Architecture: Seven Tools, One Ecosystem
When we started building Hawk, the obvious path was to ship seven separate CLIs. One agent, one LLM runtime, one token counter, and so on. That's how everyone else does it.
We chose differently. Here's why, and how.
The shared context problem
AI coding tools are only as good as the context they have. A debugger that doesn't know what your agent just wrote is starting from scratch. A code reviewer that can't see your session history misses half the story.
We needed shared context without shared state. Each tool runs independently, but they can all read from the same context layer.
The architecture
Hawk is a single Go binary with a plugin-style internal architecture:
- A core runtime handles CLI parsing, config, and the context layer
- Each tool registers as a module with its own commands and capabilities
- The context layer provides read access to shared state (codebase index, session memory, recent changes)
- Each tool writes only to its own namespace
This means Trace can see what Hawk just wrote, Tok can measure the context that Yaad is managing, and Sight can review changes from any tool — all without coupling.
Why Go?
Single binary distribution. Cross-platform compilation. Fast startup times. No runtime dependencies.

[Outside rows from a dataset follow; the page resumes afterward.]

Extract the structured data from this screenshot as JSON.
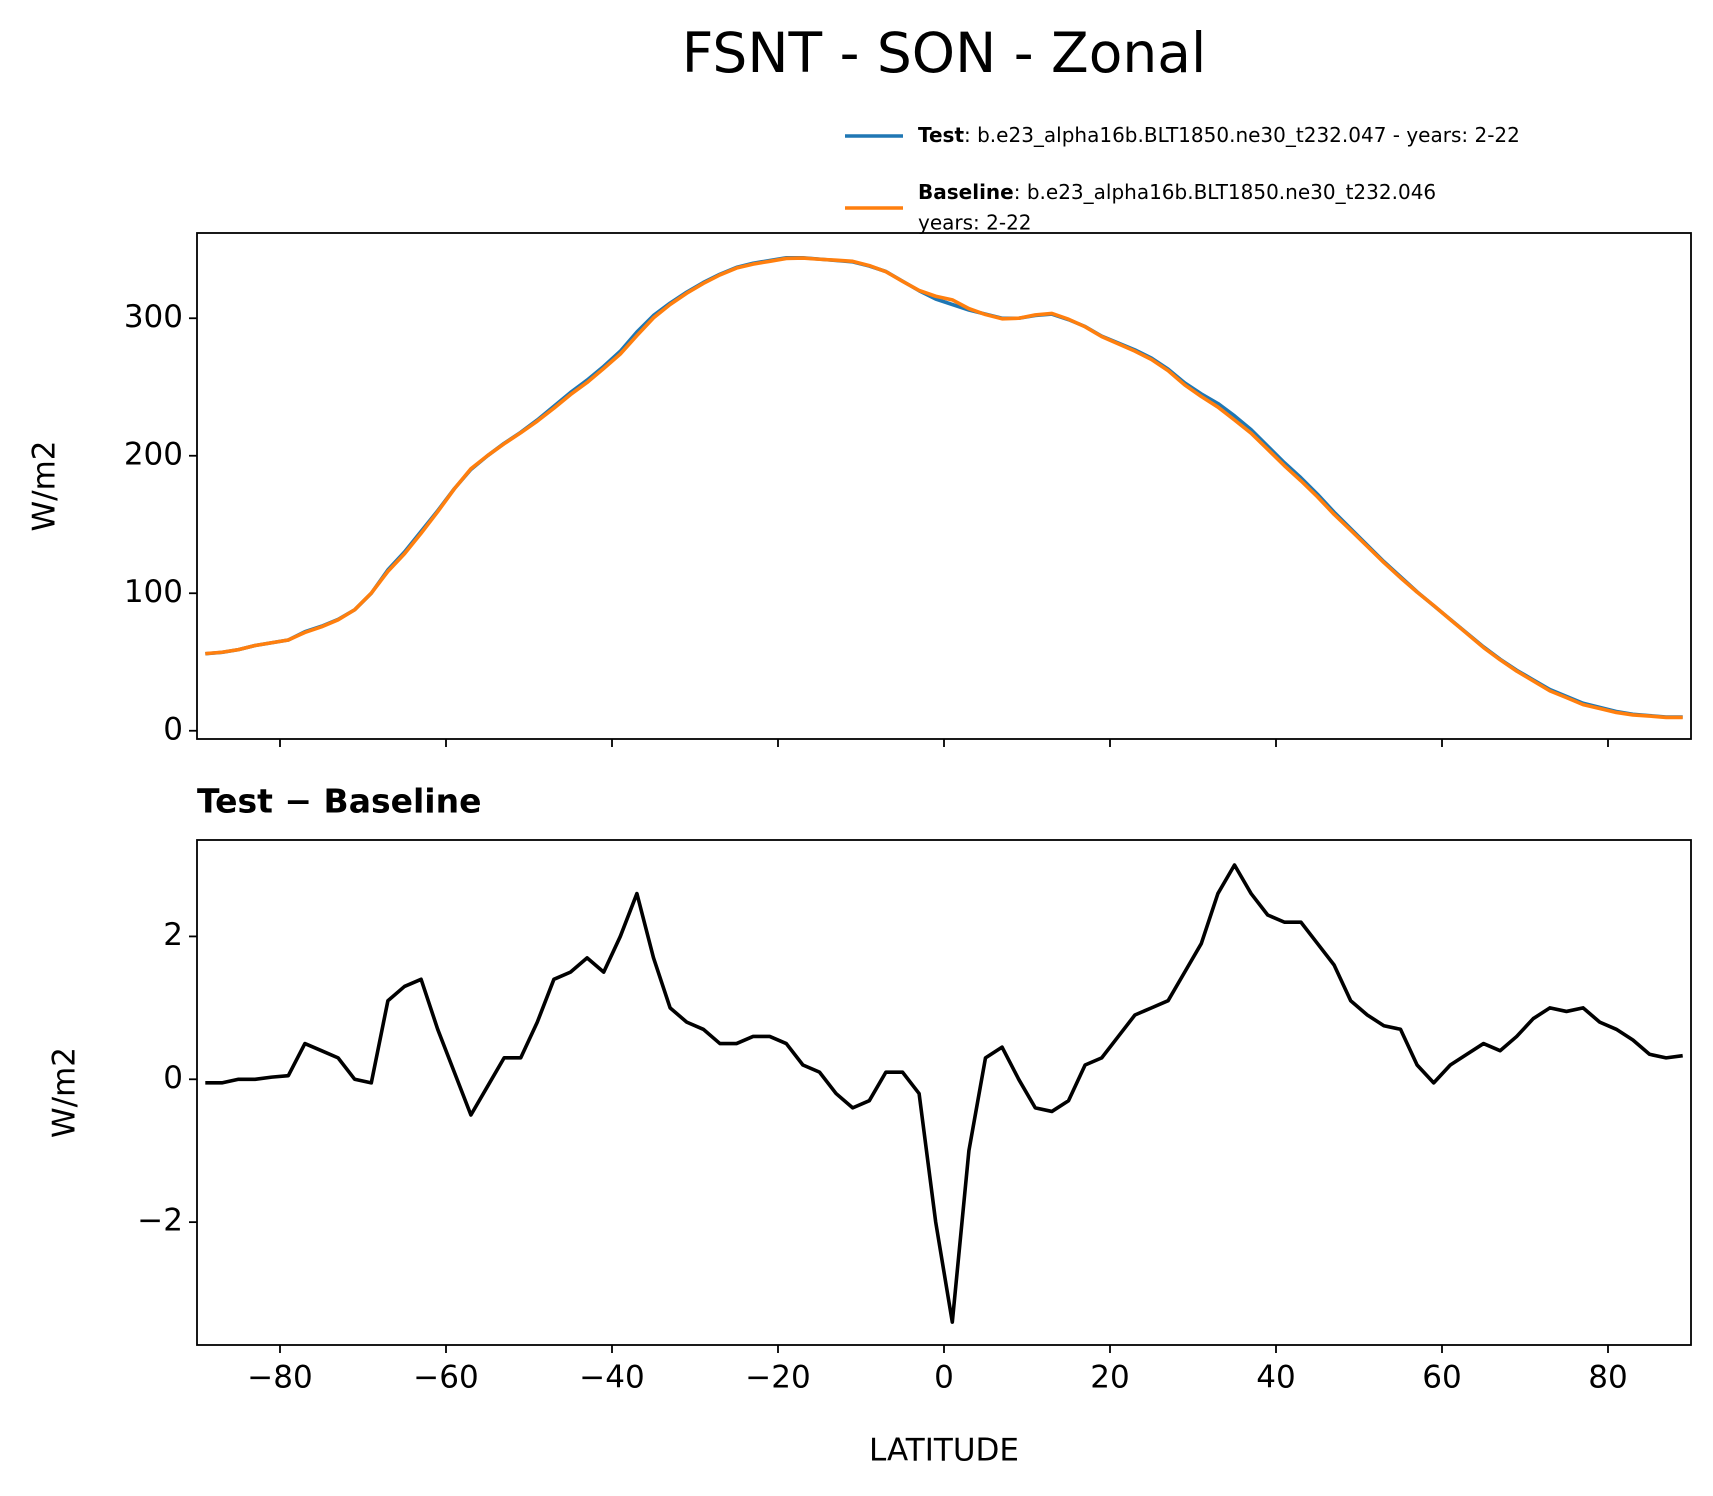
{
  "title": "FSNT - SON - Zonal",
  "chart_data": [
    {
      "type": "line",
      "ylabel": "W/m2",
      "xlim": [
        -90,
        90
      ],
      "ylim": [
        -6,
        362
      ],
      "xticks": [
        -80,
        -60,
        -40,
        -20,
        0,
        20,
        40,
        60,
        80
      ],
      "yticks": [
        0,
        100,
        200,
        300
      ],
      "x": [
        -89,
        -87,
        -85,
        -83,
        -81,
        -79,
        -77,
        -75,
        -73,
        -71,
        -69,
        -67,
        -65,
        -63,
        -61,
        -59,
        -57,
        -55,
        -53,
        -51,
        -49,
        -47,
        -45,
        -43,
        -41,
        -39,
        -37,
        -35,
        -33,
        -31,
        -29,
        -27,
        -25,
        -23,
        -21,
        -19,
        -17,
        -15,
        -13,
        -11,
        -9,
        -7,
        -5,
        -3,
        -1,
        1,
        3,
        5,
        7,
        9,
        11,
        13,
        15,
        17,
        19,
        21,
        23,
        25,
        27,
        29,
        31,
        33,
        35,
        37,
        39,
        41,
        43,
        45,
        47,
        49,
        51,
        53,
        55,
        57,
        59,
        61,
        63,
        65,
        67,
        69,
        71,
        73,
        75,
        77,
        79,
        81,
        83,
        85,
        87,
        89
      ],
      "series": [
        {
          "name": "Test",
          "description": [
            ": b.e23_alpha16b.BLT1850.ne30_t232.047 - years: 2-22"
          ],
          "color": "#1f77b4",
          "values": [
            56,
            57,
            59,
            62,
            64,
            66,
            72,
            76,
            81,
            88,
            100,
            117,
            130,
            145,
            160,
            176,
            190,
            200,
            209,
            217,
            226,
            236,
            246,
            255,
            265,
            276,
            290,
            302,
            311,
            319,
            326,
            332,
            337,
            340,
            342,
            344,
            344,
            343,
            342,
            341,
            338,
            334,
            327,
            320,
            314,
            310,
            306,
            303,
            300,
            300,
            302,
            303,
            299,
            294,
            287,
            282,
            277,
            271,
            263,
            253,
            245,
            238,
            229,
            219,
            207,
            195,
            184,
            172,
            159,
            147,
            135,
            123,
            112,
            101,
            91,
            81,
            71,
            61,
            52,
            44,
            37,
            30,
            25,
            20,
            17,
            14,
            12,
            11,
            10,
            10
          ]
        },
        {
          "name": "Baseline",
          "description": [
            ": b.e23_alpha16b.BLT1850.ne30_t232.046",
            "years: 2-22"
          ],
          "color": "#ff7f0e",
          "values": [
            56.1,
            57.1,
            59,
            62,
            64,
            66,
            71.5,
            75.6,
            80.7,
            88,
            100.1,
            115.9,
            128.7,
            143.6,
            159.3,
            175.9,
            190.5,
            200.1,
            208.7,
            216.7,
            225.2,
            234.6,
            244.5,
            253.3,
            263.5,
            274,
            287.4,
            300.3,
            310,
            318.2,
            325.3,
            331.5,
            336.5,
            339.4,
            341.4,
            343.5,
            343.8,
            342.9,
            342.2,
            341.4,
            338.3,
            333.9,
            326.9,
            320.2,
            316,
            313.4,
            307,
            302.7,
            299.6,
            300,
            302.4,
            303.5,
            299.3,
            293.8,
            286.7,
            281.4,
            276.1,
            270,
            261.9,
            251.5,
            243.1,
            235.4,
            226,
            216.4,
            204.7,
            192.8,
            181.8,
            170.1,
            157.4,
            145.9,
            134.1,
            122.3,
            111.3,
            100.8,
            91.1,
            80.8,
            70.7,
            60.5,
            51.6,
            43.4,
            36.2,
            29,
            24.1,
            19,
            16.2,
            13.3,
            11.5,
            10.7,
            9.7,
            9.7
          ]
        }
      ]
    },
    {
      "type": "line",
      "title": "Test − Baseline",
      "ylabel": "W/m2",
      "xlabel": "LATITUDE",
      "xlim": [
        -90,
        90
      ],
      "ylim": [
        -3.72,
        3.35
      ],
      "xticks": [
        {
          "value": -80,
          "label": "−80"
        },
        {
          "value": -60,
          "label": "−60"
        },
        {
          "value": -40,
          "label": "−40"
        },
        {
          "value": -20,
          "label": "−20"
        },
        0,
        20,
        40,
        60,
        80
      ],
      "yticks": [
        {
          "value": -2,
          "label": "−2"
        },
        0,
        2
      ],
      "x": [
        -89,
        -87,
        -85,
        -83,
        -81,
        -79,
        -77,
        -75,
        -73,
        -71,
        -69,
        -67,
        -65,
        -63,
        -61,
        -59,
        -57,
        -55,
        -53,
        -51,
        -49,
        -47,
        -45,
        -43,
        -41,
        -39,
        -37,
        -35,
        -33,
        -31,
        -29,
        -27,
        -25,
        -23,
        -21,
        -19,
        -17,
        -15,
        -13,
        -11,
        -9,
        -7,
        -5,
        -3,
        -1,
        1,
        3,
        5,
        7,
        9,
        11,
        13,
        15,
        17,
        19,
        21,
        23,
        25,
        27,
        29,
        31,
        33,
        35,
        37,
        39,
        41,
        43,
        45,
        47,
        49,
        51,
        53,
        55,
        57,
        59,
        61,
        63,
        65,
        67,
        69,
        71,
        73,
        75,
        77,
        79,
        81,
        83,
        85,
        87,
        89
      ],
      "series": [
        {
          "color": "#000000",
          "values": [
            -0.05,
            -0.05,
            0,
            0,
            0.03,
            0.05,
            0.5,
            0.4,
            0.3,
            0,
            -0.05,
            1.1,
            1.3,
            1.4,
            0.7,
            0.1,
            -0.5,
            -0.1,
            0.3,
            0.3,
            0.8,
            1.4,
            1.5,
            1.7,
            1.5,
            2,
            2.6,
            1.7,
            1,
            0.8,
            0.7,
            0.5,
            0.5,
            0.6,
            0.6,
            0.5,
            0.2,
            0.1,
            -0.2,
            -0.4,
            -0.3,
            0.1,
            0.1,
            -0.2,
            -2,
            -3.4,
            -1,
            0.3,
            0.45,
            0,
            -0.4,
            -0.45,
            -0.3,
            0.2,
            0.3,
            0.6,
            0.9,
            1,
            1.1,
            1.5,
            1.9,
            2.6,
            3,
            2.6,
            2.3,
            2.2,
            2.2,
            1.9,
            1.6,
            1.1,
            0.9,
            0.75,
            0.7,
            0.2,
            -0.05,
            0.2,
            0.35,
            0.5,
            0.4,
            0.6,
            0.85,
            1,
            0.95,
            1,
            0.8,
            0.7,
            0.55,
            0.35,
            0.3,
            0.33
          ]
        }
      ]
    }
  ]
}
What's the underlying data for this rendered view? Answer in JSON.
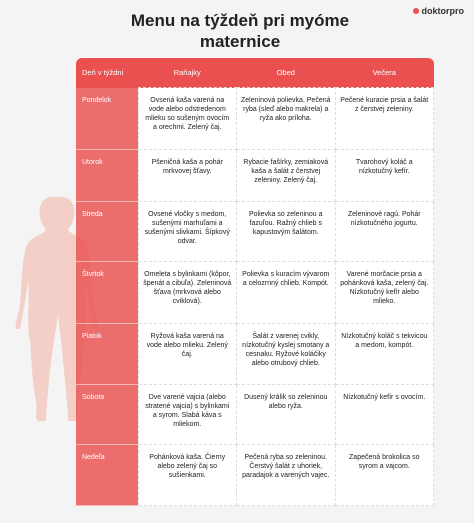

The target experience: install Hawk and start in under 30 seconds. Container-first by default — Docker sandbox with no permission prompts. We're building toward that; public install is not available yet.
Trade-offs
This architecture means we ship everything together. You can't install just Trace without the rest. We think that's the right trade-off — the tools are small, the binary is ~15MB total, and the shared context is the whole point.
What's next
We're working on a plugin API so the community can add new tools to the Hawk ecosystem. Same shared context, same single binary, but extensible.